Fliegenpilze und Konsorten: Stichwort Vergiftungen
Pilzvergiftungen können sich in vielerlei verschiedener Form äußern. So können u.a. Magendruck, Bauchschmerzen, Übelkeit, Erbrechen, Durchfall, Schweißausbrüche oder Schwindel hervorgerufen werden. In schlimmen Fällen können die Giftstoffe innere Organe zerstören und sogar zum Tode führen. Die Vergiftungssymptome treten oft erst Stunden nach dem Pilzverzehr auf, so dass die Betroffenen sie häufig gar nicht auf Anhieb damit in Zusammenhang bringen. Bei Verdacht auf Pilzvergiftung sollte man jedoch möglichst schnell handeln und sich sofort an eine Giftinformationszentrale wenden. Stark giftige Pilzarten sind beispielsweise der weiße und der grüne Knollenblätterpilz, der weiße Trichterling und der Satansröhrling. Der Fliegenpilz dagegen, der vielen als der Giftpilz schlechthin gilt, ist nicht so hochgiftig wie manch anderer Vertreter. Zwar trifft es zu, dass er nicht ungefährlich ist, aber wenn man ihn in bestimmter Weise zubereitet und dosiert, ist er keineswegs tödlich, sondern hat halluzinogene Wirkungen, auf die im nächsten Absatz noch zurückzukommen sein wird. Alles in allem ist mit Giftpilzen nicht zu spaßen, auch wenn die Zahl der Todesfälle durch Pilzvergiftung in Deutschland nur bei etwa ein bis zwei pro Jahr liegt. Übrigens: Kochen schützt vor Vergiftungen nicht – die meisten Pilzgifte werden durch Erhitzen nicht zerstört.

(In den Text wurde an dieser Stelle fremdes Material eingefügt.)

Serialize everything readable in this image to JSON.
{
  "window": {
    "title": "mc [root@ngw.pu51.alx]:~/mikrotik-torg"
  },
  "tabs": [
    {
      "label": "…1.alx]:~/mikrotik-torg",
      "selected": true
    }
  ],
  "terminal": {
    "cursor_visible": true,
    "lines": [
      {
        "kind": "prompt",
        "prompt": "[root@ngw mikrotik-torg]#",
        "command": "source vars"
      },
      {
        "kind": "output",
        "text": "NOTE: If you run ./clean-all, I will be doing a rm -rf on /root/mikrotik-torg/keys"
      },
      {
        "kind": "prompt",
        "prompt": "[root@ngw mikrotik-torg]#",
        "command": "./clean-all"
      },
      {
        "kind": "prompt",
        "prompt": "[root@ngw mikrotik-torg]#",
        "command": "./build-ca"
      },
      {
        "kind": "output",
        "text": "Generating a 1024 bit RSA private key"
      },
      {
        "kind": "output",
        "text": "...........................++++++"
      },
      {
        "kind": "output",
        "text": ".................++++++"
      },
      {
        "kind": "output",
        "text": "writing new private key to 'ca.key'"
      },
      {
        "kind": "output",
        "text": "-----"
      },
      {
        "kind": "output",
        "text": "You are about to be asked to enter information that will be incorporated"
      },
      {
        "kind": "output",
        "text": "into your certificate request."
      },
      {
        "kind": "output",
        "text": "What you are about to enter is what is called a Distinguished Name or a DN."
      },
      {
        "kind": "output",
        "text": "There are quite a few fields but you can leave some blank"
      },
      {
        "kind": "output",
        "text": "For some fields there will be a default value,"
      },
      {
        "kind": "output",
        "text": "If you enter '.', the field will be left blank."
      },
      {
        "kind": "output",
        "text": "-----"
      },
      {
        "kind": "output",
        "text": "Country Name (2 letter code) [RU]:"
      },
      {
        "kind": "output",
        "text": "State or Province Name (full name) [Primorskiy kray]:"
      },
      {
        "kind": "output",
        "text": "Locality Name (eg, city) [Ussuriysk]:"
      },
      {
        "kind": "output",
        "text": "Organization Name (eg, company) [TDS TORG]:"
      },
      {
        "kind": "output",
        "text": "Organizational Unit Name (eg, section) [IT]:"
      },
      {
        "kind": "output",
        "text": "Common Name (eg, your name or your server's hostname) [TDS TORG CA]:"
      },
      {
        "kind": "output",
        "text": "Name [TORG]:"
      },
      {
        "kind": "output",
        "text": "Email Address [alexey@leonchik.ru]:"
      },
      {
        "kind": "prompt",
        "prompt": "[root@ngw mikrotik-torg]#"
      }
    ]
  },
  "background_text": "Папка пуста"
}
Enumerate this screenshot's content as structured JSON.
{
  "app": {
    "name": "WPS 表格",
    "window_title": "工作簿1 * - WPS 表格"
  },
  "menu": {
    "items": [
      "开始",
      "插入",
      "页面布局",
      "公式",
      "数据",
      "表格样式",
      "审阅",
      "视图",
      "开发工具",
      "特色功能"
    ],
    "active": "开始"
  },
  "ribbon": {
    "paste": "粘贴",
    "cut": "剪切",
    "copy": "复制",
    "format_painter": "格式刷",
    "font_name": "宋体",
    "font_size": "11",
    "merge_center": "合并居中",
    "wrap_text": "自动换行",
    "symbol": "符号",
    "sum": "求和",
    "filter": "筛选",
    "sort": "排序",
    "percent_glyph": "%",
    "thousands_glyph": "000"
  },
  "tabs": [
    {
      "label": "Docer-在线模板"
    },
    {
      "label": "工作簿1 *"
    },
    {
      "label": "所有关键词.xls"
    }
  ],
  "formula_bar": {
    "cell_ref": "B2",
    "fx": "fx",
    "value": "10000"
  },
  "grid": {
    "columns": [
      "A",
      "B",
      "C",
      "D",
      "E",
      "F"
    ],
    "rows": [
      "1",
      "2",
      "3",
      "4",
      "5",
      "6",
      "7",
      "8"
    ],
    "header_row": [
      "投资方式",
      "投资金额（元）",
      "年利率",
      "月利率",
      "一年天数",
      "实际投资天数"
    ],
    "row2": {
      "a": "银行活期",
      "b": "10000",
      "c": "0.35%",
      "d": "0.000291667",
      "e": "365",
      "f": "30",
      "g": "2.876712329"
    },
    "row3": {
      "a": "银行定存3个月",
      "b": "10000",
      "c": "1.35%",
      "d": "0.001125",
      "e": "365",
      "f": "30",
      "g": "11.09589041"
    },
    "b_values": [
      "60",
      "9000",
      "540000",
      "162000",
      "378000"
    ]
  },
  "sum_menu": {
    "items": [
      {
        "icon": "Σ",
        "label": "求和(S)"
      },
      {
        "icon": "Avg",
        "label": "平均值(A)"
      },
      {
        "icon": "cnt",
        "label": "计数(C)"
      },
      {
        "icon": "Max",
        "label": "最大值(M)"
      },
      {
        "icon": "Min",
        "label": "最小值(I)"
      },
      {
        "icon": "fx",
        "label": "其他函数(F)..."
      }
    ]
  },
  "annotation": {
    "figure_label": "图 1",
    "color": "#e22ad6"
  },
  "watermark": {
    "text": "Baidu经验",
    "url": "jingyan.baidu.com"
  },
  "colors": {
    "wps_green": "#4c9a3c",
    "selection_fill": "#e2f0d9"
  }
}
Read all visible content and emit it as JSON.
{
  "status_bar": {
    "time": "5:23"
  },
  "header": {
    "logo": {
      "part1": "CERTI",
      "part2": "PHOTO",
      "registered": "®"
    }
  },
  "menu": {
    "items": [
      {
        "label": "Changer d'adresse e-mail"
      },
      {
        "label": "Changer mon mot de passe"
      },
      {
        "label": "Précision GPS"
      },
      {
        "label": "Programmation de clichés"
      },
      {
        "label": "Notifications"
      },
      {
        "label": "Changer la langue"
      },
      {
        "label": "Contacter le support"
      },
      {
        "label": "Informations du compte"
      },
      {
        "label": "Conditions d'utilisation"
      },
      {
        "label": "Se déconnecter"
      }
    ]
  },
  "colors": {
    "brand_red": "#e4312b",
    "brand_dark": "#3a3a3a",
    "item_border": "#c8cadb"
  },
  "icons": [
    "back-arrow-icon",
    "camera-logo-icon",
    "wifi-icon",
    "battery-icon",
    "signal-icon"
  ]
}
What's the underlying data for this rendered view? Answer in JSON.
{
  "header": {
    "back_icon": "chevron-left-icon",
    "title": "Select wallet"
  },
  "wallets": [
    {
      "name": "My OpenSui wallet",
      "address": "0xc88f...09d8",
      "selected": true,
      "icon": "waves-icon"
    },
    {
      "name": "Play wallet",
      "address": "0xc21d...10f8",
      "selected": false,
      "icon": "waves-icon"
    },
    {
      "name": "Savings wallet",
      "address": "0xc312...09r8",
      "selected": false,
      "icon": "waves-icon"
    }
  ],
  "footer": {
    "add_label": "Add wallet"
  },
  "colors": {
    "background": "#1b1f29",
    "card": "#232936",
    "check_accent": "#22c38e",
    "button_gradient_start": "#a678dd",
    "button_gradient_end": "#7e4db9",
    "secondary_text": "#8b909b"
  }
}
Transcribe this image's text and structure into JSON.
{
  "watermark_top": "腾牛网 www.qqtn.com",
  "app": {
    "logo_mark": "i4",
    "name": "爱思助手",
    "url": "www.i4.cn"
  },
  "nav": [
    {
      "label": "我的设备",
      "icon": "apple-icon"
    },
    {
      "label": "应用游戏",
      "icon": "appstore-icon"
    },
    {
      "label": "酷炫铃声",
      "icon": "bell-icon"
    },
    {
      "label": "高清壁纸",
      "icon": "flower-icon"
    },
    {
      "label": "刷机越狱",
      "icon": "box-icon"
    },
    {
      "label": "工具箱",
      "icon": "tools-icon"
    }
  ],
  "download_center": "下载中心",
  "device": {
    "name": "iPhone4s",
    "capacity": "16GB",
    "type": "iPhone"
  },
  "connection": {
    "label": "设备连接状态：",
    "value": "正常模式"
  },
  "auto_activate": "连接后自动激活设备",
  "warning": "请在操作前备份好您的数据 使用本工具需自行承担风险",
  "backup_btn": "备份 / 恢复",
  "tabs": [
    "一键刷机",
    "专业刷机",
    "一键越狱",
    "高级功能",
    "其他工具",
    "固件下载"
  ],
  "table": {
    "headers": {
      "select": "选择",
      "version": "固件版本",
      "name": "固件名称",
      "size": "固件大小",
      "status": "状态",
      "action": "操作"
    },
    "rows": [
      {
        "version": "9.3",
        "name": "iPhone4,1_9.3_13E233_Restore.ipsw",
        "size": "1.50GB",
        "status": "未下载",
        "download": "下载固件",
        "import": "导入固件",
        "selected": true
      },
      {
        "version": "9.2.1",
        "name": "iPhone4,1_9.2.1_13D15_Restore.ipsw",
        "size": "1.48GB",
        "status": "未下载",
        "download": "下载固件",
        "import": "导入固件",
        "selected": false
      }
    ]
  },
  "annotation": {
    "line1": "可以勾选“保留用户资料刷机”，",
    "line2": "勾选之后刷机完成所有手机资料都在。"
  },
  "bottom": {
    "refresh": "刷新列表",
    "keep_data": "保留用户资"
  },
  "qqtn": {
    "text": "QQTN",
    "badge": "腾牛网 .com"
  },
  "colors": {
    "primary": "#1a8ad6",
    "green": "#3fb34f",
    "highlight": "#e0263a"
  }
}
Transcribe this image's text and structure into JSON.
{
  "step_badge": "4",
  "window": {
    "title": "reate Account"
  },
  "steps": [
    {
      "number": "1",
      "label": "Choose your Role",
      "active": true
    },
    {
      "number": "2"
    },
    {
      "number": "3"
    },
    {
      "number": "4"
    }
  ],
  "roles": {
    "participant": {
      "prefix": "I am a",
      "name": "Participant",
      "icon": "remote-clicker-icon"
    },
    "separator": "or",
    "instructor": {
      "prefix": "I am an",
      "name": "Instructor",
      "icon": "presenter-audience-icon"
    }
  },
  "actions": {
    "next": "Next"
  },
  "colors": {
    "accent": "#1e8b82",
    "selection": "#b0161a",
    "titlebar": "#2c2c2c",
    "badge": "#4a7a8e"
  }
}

Und: selbst in Speisepilzen können sich Giftstoffe bilden, wenn man sie nicht schnell genug verzehrt bzw. nicht richtig lagert, denn durch ihren hohen Wasser- und Eiweißgehalt sind Pilzfruchtkörper ein idealer Nährboden für Mikroorganismen, die die Eiweiße zersetzen und dabei giftige Substanzen produzieren können. Ferner wirken einige Pilze (z.B. der Falten-Tintling), die an sich als Speisepilze geeignet sind, im Zusammenspiel mit Alkohol toxisch. Manche Unverträglichkeitsreaktionen sind auch auf eine Trehalose-Intoleranz zurückzuführen: diese Zuckerart, die nicht von allen Menschen vertragen wird, ist in vielen Pilzen enthalten.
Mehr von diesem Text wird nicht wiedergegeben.